A história do marco zero da cidade de São Paulo, da praça que leva o nome da matriz de todas as nossas igrejas, é a mais triste e acidentada. Desde o século XVI quiseram os moradores da Vila de São Paulo de Piratininga lançar a pedra fundamental da igreja matriz. No início do século XVII, tudo estava ainda por fazer. E assim se fez. Uma capela foi erguida e terminada em 1612, mas em 1746, quando São Paulo preparava-se para receber seu primeiro bispo, Dom Bernardo Rodrigues Nogueira (governou até 1748), ele teve que tomar posse na antiga Igreja de São Pedro, que ficava onde hoje localiza-se o prédio da Caixa Econômica Federal e o edifício Rolim, na Praça da Sé. Isso porque, naquela época, a Sé já estava imprestável, embora São Paulo tivesse se tornado, oficialmente, sede de diocese (1745). Essa informação contrasta com uma carta, datada de 1766, em que o Governador Morgado de Mateus diz ao primeiro ministro de D. José I, o futuro Marquês de Pombal, que a Sé é um dos templos mais suntuosos da cidade. Possivelmente, isso significa que a elevação da cidade a sede de diocese tenha trazido melhorias de vulto para o templo. E também que o governador exagerava um pouco…
Reconstruída, A Sé resistiu por muito tempo. Saint-Hilaire (Viagem à província de São Paulo, p.157), considerou-a muito menos imponente que a Igreja do Carmo. Daniel Kidder, que a conheceu nos tempos da Regência, deixou dela uma pequena descrição: “A catedral diocesana é bastante ampla, e, por ocasião de nossa visita cerca de vinte clérigos cantavam a missa. Era grande a assistência, com acentuada predominância de mulheres” (Reminiscências de viagens e permanências no Brasil, p.191).
Em 1913 definiu-se o terreno para a construção da atual catedral, em área mais extensa que a daquela antiga ermida, demolida em 1911. Pois São Paulo havia sido elevada a sede de arquidiocese por decreto do Papa Pio X e desejava uma catedral de grandes proporções.

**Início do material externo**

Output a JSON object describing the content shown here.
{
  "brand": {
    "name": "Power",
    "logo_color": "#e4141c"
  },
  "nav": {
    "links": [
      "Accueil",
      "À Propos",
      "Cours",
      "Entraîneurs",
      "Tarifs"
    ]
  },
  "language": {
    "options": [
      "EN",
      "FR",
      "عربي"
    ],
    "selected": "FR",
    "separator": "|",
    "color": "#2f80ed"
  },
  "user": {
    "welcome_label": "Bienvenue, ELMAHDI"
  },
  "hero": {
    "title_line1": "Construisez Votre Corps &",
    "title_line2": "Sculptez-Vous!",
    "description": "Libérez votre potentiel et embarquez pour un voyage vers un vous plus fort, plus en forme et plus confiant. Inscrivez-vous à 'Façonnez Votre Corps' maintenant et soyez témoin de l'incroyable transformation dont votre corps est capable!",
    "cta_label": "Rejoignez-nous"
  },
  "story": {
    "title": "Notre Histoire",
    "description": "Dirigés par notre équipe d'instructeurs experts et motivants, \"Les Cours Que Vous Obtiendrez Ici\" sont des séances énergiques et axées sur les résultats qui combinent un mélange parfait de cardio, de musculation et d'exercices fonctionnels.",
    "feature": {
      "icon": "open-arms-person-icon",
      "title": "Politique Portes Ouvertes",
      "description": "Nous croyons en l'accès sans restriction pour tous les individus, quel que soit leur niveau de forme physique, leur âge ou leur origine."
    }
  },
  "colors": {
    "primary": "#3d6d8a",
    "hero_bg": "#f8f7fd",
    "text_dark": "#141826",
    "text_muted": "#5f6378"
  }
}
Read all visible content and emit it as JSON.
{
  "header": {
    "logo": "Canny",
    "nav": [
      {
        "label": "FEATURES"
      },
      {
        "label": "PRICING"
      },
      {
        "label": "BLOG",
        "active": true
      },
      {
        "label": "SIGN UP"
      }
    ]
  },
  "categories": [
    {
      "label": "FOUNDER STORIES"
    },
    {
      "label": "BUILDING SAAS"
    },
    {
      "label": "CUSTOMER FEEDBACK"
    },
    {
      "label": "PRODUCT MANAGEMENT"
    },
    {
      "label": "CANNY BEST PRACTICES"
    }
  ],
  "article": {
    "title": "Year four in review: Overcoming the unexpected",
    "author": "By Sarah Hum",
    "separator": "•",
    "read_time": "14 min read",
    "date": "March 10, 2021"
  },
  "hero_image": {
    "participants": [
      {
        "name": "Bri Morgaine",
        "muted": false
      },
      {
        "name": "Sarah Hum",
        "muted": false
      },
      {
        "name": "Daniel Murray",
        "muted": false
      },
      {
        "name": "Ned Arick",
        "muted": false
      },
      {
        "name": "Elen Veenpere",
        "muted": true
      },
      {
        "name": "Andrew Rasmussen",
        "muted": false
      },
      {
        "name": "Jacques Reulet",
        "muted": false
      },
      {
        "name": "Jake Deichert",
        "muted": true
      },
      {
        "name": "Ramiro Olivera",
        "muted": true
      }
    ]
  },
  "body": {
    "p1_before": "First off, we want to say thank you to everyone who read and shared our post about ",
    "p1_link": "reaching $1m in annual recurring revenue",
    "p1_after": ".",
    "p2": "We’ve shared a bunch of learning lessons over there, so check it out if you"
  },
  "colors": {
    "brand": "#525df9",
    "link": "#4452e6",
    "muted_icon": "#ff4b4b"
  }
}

Demorou a construção da nova Sé. Somente nos anos 50 pôde estar realmente finda. Seria ocioso descrever aquilo que escapa ao interesse eminentemente histórico desse artigo, a saber: traços arquitetônicos, características das torres, detalhes dos interiores etc. Pode-se observar que seu aspecto é tão sinistro, à noite, particularmente para quem olha da Praça João Mendes, ou mesmo daquele desvão que é a atual Rua Senador Feijó (que já foi Rua da Freira), que dá saudades, em quem conhece a nossa história, da antiga igrejinha que ali havia, simples e singela. Mas uma metrópole tinha que ter… catedral!
A cripta, no subsolo, é o que mais impressiona. Lá estão os mausoléus de Tibiriçá e do Regente Feijó. Além de religiosos de boa cepa ali sepultados.
E a Catedral da Sé também teve a sua importância na vida política recente do país. Em tempos de despotismo militar, assumiu o arcebispado D. Agnelo Rossi (1964-1970), inaugurando a fase da teologia da libertação e da opção preferencial pelos pobres. Desde 1970, sobressaiu-se a figura humana sem par do cardeal arcebispo D. Paulo Evaristo Arns, que dedicou todo o seu tempo e o seu esforço ao combate à ditadura militar, denunciando os crimes, as torturas e cedendo a Sé catedral para as manifestações políticas e ecumênicas pelos desaparecidos políticos e pela anistia. Mobilizou-se por ocasião dos assassinatos do jornalista Vladimir Herzog e do operário Manuel Fiel Filho.
Naquela que foi a maior mobilização popular da história do Brasil, as “Diretas Já”, a Sé foi o local dos grandes comícios, e na porta da catedral ficaram os manifestantes velando a noite inteira pela vitória da emenda Dante de Oliveira. Voltaram tristes e decepcionados…
D. Paulo foi sucedido por D. Claudio que, na época das greves do ABC paulista, de Lula e seus companheiros, vira sua igreja, em São Bernardo do Campo, tornar-se o local das assembléias de trabalhadores, ao abrigo dos helicópteros das forças armadas. D. Claudio tem, hoje, outra tarefa difícil: recuperar o templo da Sé Catedral, que foi interditado e exige reformas.
A Sé teve uma história acidentada. Sua tradição foi demolida duas vezes. Com o templo do século XVII. E com a Igreja do século XVIII. Mas num dos momentos mais trágicos de nossa existência enquanto país, o seu engajamento em prol dos humildes e vencidos desta vida devolveu-lhe todo o seu vigor, toda a sua história.